19. August 2017 | 22:57 Uhr

Spielereien

vom
Aus der Redaktion der Sylter Rundschau

Wir flanieren durch Kampen. „Runde 1: Die Dame auf zwei Uhr mit der cognac-farbenen Tasche, der weißen Hose und den Reiterstiefeln. Definitiv Kampen. Ich tippe auf das Golf- und Landhaus wegen ihres sportlichen Chics“. Carstens Kopf schnellt nach rechts. Wir spielen unser Sylter-Lieblingsspiel „WLW“. Wer logiert wo. Es war einst Carstens Idee. Seine Theorie: man könne anhand der Klamotten erkennen, wer wo auf der Insel eingecheckt hat.

Ich erläutere meinen Tipp: „Die Tasche ist eine Kelly Bag von Hermès, Preis ab 5.000 Euro. Sie trägt aufgrund des vielen Kopfsteinpflasters hier flache Stiefel, die übrigens ebenfalls so teuer wie ein Kleinwagen aussehen. Und: weiße Hosen = Kampen. Irrtum ausgeschlossen.“ Carsten schaut skeptisch auf den Golden Retriever, den sie stolz an der Leine führt. „Ich bin nicht sicher. Sind in dem Hotel Hunde erlaubt? Ich tippe eher, dass sie einen Zweitwohnsitz in Rantum hat und sich einfach nur für Kampen schick gemacht hat.“ Wir werden es leider nie erfahren. Das ist das einzig blöde an unserem Spiel.

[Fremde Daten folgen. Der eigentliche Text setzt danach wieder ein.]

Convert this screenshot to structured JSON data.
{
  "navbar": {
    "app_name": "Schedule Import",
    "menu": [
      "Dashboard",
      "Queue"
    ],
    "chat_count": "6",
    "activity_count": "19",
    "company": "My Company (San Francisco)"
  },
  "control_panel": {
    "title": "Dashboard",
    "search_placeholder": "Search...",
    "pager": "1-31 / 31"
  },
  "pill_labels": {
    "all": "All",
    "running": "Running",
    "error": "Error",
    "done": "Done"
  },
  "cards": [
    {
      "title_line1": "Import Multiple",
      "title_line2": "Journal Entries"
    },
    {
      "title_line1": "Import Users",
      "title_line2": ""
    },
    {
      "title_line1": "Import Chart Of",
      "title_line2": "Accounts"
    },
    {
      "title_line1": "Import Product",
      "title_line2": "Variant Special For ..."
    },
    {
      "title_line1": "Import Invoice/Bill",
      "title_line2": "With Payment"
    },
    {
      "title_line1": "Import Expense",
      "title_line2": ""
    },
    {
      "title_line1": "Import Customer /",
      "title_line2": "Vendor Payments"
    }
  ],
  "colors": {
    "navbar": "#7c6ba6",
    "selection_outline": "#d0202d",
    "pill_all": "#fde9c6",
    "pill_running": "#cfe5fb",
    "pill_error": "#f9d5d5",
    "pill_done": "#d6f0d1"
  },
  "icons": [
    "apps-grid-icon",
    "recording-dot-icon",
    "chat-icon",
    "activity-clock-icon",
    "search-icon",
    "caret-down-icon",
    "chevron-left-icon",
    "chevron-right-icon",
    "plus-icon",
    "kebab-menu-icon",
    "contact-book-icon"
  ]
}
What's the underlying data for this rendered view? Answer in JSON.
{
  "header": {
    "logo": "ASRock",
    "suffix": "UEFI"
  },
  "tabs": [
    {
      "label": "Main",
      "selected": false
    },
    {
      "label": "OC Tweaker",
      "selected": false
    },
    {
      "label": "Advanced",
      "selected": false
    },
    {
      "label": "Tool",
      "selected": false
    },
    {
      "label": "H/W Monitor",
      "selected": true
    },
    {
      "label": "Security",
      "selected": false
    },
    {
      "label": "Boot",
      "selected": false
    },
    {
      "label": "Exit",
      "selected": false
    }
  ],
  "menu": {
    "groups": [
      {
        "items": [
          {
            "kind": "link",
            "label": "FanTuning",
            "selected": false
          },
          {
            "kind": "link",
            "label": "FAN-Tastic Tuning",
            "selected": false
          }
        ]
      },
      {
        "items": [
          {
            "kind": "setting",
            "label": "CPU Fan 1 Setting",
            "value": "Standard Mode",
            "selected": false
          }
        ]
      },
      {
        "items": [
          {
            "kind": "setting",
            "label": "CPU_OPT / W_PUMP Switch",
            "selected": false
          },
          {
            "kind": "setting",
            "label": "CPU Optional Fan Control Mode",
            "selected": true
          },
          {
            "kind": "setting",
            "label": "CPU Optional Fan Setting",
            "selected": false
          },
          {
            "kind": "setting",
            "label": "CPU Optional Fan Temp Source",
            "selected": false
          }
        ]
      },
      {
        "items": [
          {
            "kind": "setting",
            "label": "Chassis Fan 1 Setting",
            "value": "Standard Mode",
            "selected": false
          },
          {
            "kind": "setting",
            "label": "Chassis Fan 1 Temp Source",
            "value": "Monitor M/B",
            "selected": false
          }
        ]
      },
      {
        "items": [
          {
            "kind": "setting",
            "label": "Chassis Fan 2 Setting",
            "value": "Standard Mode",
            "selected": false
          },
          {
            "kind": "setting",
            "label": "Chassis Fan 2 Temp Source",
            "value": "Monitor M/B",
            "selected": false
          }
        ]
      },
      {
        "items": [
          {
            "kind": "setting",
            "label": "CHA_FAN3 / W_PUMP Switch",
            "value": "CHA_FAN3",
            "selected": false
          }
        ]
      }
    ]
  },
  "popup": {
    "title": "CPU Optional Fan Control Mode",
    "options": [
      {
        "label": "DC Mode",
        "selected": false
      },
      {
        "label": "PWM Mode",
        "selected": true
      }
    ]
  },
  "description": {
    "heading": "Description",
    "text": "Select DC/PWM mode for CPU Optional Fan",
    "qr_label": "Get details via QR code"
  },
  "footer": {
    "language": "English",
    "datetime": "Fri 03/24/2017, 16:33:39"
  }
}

Die zweite Runde spielen wir in einem Westerländer Café mit Blick auf die Einkaufsstrasse. Carsten: „Auf 11 Uhr kommt ein Ehepaar. Er mit blauer Wetter-Jacke, sie mit roter Weste und großer Tasche. Beide haben ein Fischbrötchen von Gosch in der Hand. Sie wohnen in Hörnum. Da gibt’s keinen Zweifel“. Er sei sich sicher, dass die Herrschaften von „weiter her“ kommen würden, da sie den praktischen Zwiebellook tragen. „Sie sind heute Morgen in Hörnum mit Ziel Westerland losgefahren und haben sich so angezogen, dass sie nicht wieder nach Hause müssen, sollte das Wetter tagsüber umschlagen.“ In der großen Tasche hätten die beiden ihre Schals sowie Getränke für Zwischendurch, mutmaßt Carsten weiter. „Kann sein“, erwidere ich, „aber sie könnten doch auch aus List kommen.“ Carsten ist empört. „Können sie nicht. HALLO!!! Sie essen HIER in Westerland ein Fischbrötchen von Gosch. Das täten sie nicht, wenn sie die in List tagtäglich vor der Tür hätten.“ Gutes Argument. Und gut beobachtet. Sollte Carsten mal keinen Bock mehr auf Radio haben, werde ich ihm empfehlen, sich bei der Kripo zu bewerben. Oder bei Aktenzeichen xy ungelöst. Bis dahin spielen wir aber erstmal weiter. Quasi zu Übungszwecken.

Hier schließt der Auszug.